En esta ocasión Annaud, también coguionista, intenta tantas cosas a
lo largo de las algo más de dos horas de metraje, que no se sabe si su
intención era retratar esa violencia cruda de la guerra con que arranca
la película, envolver en la batalla de Stalingrado una historia de amor
entre un francotirador ruso y una miliciana judía, o utilizar los
códigos narrativos del western para relatar el duelo entre un héroe de
guerra soviético, Vassili Zaitsev (Jude Law), y un oficial nazi (Ed
Harris). En cualquiera de los casos la película podría haber tenido
mucho interés, si bien la última de las opciones, por enfrentar a los
dos grandes actores de la película, parecía ofrecer mayores garantías.

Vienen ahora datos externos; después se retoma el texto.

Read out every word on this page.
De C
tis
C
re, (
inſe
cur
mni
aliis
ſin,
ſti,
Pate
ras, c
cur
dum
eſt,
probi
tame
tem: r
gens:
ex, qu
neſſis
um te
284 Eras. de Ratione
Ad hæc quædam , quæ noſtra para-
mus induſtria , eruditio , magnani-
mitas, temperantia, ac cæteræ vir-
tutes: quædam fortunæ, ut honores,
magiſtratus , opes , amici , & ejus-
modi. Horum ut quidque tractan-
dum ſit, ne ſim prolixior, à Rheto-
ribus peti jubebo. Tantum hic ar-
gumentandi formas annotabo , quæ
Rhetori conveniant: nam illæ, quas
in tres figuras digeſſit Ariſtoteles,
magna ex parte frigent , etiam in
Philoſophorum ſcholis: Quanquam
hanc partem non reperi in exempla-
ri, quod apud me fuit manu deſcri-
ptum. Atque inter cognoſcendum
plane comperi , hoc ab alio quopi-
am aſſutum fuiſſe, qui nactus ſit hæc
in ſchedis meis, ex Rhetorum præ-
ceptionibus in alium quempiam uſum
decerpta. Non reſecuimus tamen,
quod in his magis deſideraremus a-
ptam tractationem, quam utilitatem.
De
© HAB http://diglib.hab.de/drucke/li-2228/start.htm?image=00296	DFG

Lo que parece mucho menos hábil es empecinarse en contar estas tres
tramas simultáneas, algunas otras paralelas y pretender un resultado
homogéneo no perjudicado por parecer haber intentado transformar el
desconcierto bélico en un desbarajuste cinematográfico.

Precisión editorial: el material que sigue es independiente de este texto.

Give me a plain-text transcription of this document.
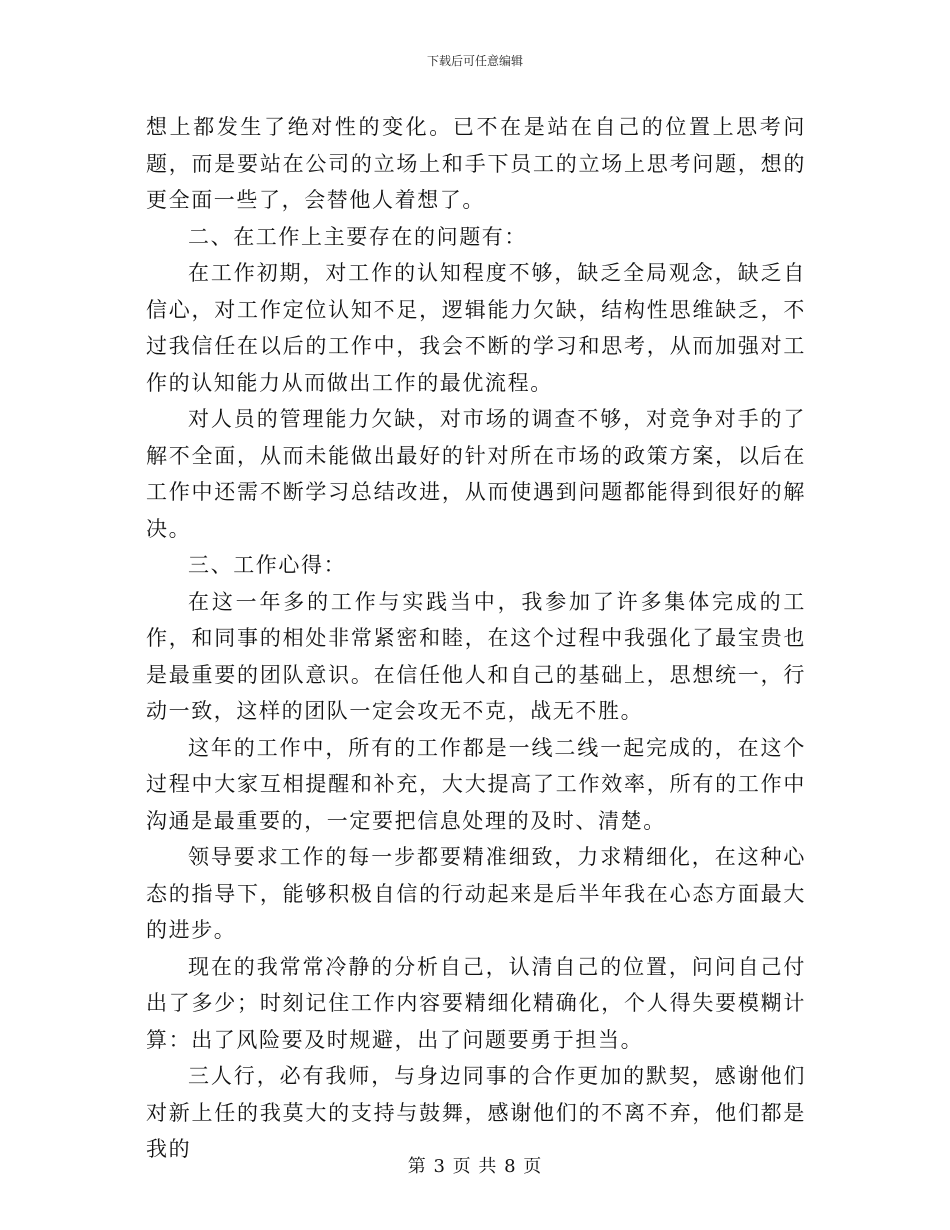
下载后可任意编辑

想上都发生了绝对性的变化。已不在是站在自己的位置上思考问题，而是要站在公司的立场上和手下员工的立场上思考问题，想的更全面一些了，会替他人着想了。

二、在工作上主要存在的问题有：

在工作初期，对工作的认知程度不够，缺乏全局观念，缺乏自信心，对工作定位认知不足，逻辑能力欠缺，结构性思维缺乏，不过我信任在以后的工作中，我会不断的学习和思考，从而加强对工作的认知能力从而做出工作的最优流程。

对人员的管理能力欠缺，对市场的调查不够，对竞争对手的了解不全面，从而未能做出最好的针对所在市场的政策方案，以后在工作中还需不断学习总结改进，从而使遇到问题都能得到很好的解决。

三、工作心得：

在这一年多的工作与实践当中，我参加了许多集体完成的工作，和同事的相处非常紧密和睦，在这个过程中我强化了最宝贵也是最重要的团队意识。在信任他人和自己的基础上，思想统一，行动一致，这样的团队一定会攻无不克，战无不胜。

这年的工作中，所有的工作都是一线二线一起完成的，在这个过程中大家互相提醒和补充，大大提高了工作效率，所有的工作中沟通是最重要的，一定要把信息处理的及时、清楚。

领导要求工作的每一步都要精准细致，力求精细化，在这种心态的指导下，能够积极自信的行动起来是后半年我在心态方面最大的进步。

现在的我常常冷静的分析自己，认清自己的位置，问问自己付出了多少；时刻记住工作内容要精细化精确化，个人得失要模糊计算：出了风险要及时规避，出了问题要勇于担当。

三人行，必有我师，与身边同事的合作更加的默契，感谢他们对新上任的我莫大的支持与鼓舞，感谢他们的不离不弃，他们都是我的

第 3 页 共 8 页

Enemigo al acecho termina apoyando su narración, todavía a estas
alturas del siglo XXI, en el enfrentamiento entre el irremediablemente
heroico pueblo de Stalingrado (obligado por el dictador soviético a
permanecer en la ciudad mientras durara la batalla) y las huestes nazis,
una variación en el tema de buenos contra malos. Aunque intenta disimular
su maniqueísmo por medio de la potenciación del carácter burocrático y
autoritario del régimen de Stalin, Annaud no puede evitar hacer una
película de guerra al estilo propagandístico de antaño... sólo que sin
mensaje. No resulta verosímil, productivo, interesante hoy en día
insistir en que los nazis fueron los malos de la guerra. Su hipotética
enseñanza resulta trasnochada y provoca que la película adopte un tono
grandilocuente del todo innecesario del que habría que huir.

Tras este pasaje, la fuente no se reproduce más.